Он понимал, а с возрастом – тем более, что разные пути приводят человека в состояние бомжевания, иногда и не совсем праведные, и тем не менее, нищим подавал всегда. Так уж была устроена его внутренняя душевная организация – близко к сердцу принимать судьбы немощных и обездоленных людей. Может быть, даже слишком близко для человека его служебного уровня.
Луиза рассказывала, что когда однажды она увидела по телевидению ужасающие кадры в станице Камышеватской, где в ночном пламени, мгновенно охватившем ветхое здание стариковского приюта, погибли десятки немощных постояльцев, у неё буквально оборвалось сердце, и не только от пожара. Дело в том, что в одном из угарных эпизодов она увидела сына, худого, почерневшего, совсем не похожего на того Мурата, который ослепительной улыбкой заставлял оттаивать любую душу. Луиза схватилась за сердце – сын только-только вернулся с очередной тяжёлой операции и вместо того, чтобы лежать под капельницей, стоит вот тут, посреди подавленной горем толпы, ещё более истощённый, заросший, с ввалившимися щеками, с тоской и видимой болью в глазах, размахивая руками, что-то говорит, говорит…
Через три дня он появился дома, измученный и до предела уставший:
– Ты даже не представляешь, мама, что мне пришлось пережить! Пожар – это, конечно, страшно! Но ещё страшнее другое – ведь некоторых из этих обездоленных стариков родственники не навещали десятки лет, а прослышав о материальной помощи, что положена в таких случаях, тут же слетелись, как вороньё… Понятно, что лично им помогать никто не собирается, что сразу внятно объяснили. И что ты думаешь? Они тут же развернулись и демонстративно уехали, не дождавшись даже похорон… Боже мой! Что творится в этом мире… Почему алчность разъедает душу, как саркома… Разве можно жить с таким грузом?.. У них же дети, даже внуки. Они смотрят и выводы делают…

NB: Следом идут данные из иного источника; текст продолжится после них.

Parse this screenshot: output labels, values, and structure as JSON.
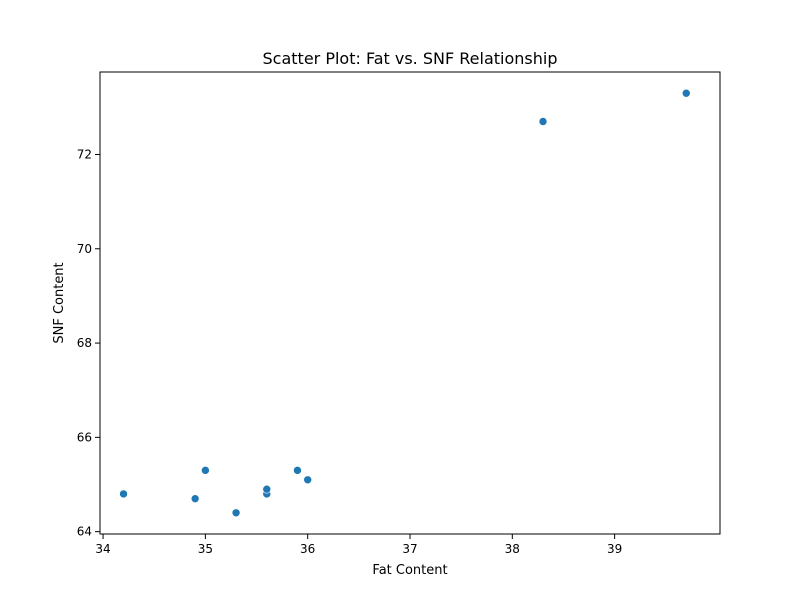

Мурат в тот вечер долго молча сидел, погрузившись в полутьму от напольного торшера. Сидел и думал. О чём? О личных своих невзгодах, обрушившихся вдруг нежданно-негаданно совсем не из ожидаемого угла? Только он один знал, чего стоило ему, ещё недавно крепкому и сильному, не знающему даже лёгкой простуды, противостоять страшной болезни…
Нет, он почти никогда не обсуждал свою личную драму, будучи уверенным, что обязательно выкарабкается из самых сложных положений. Так и было бы! Но судьба его, пришедшаяся на время, когда многие стали терять основополагающие скрепы духовной наполненности, оказалась значительно труднее, чем ожидал Мурат, воспитанный совсем в иной среде. Но несмотря ни на что, он никогда не уходил в сторону от этих и любых других сложностей, всегда следуя основному, сделанному однажды и навсегда выбору – служить людям. Служить, несмотря ни на что…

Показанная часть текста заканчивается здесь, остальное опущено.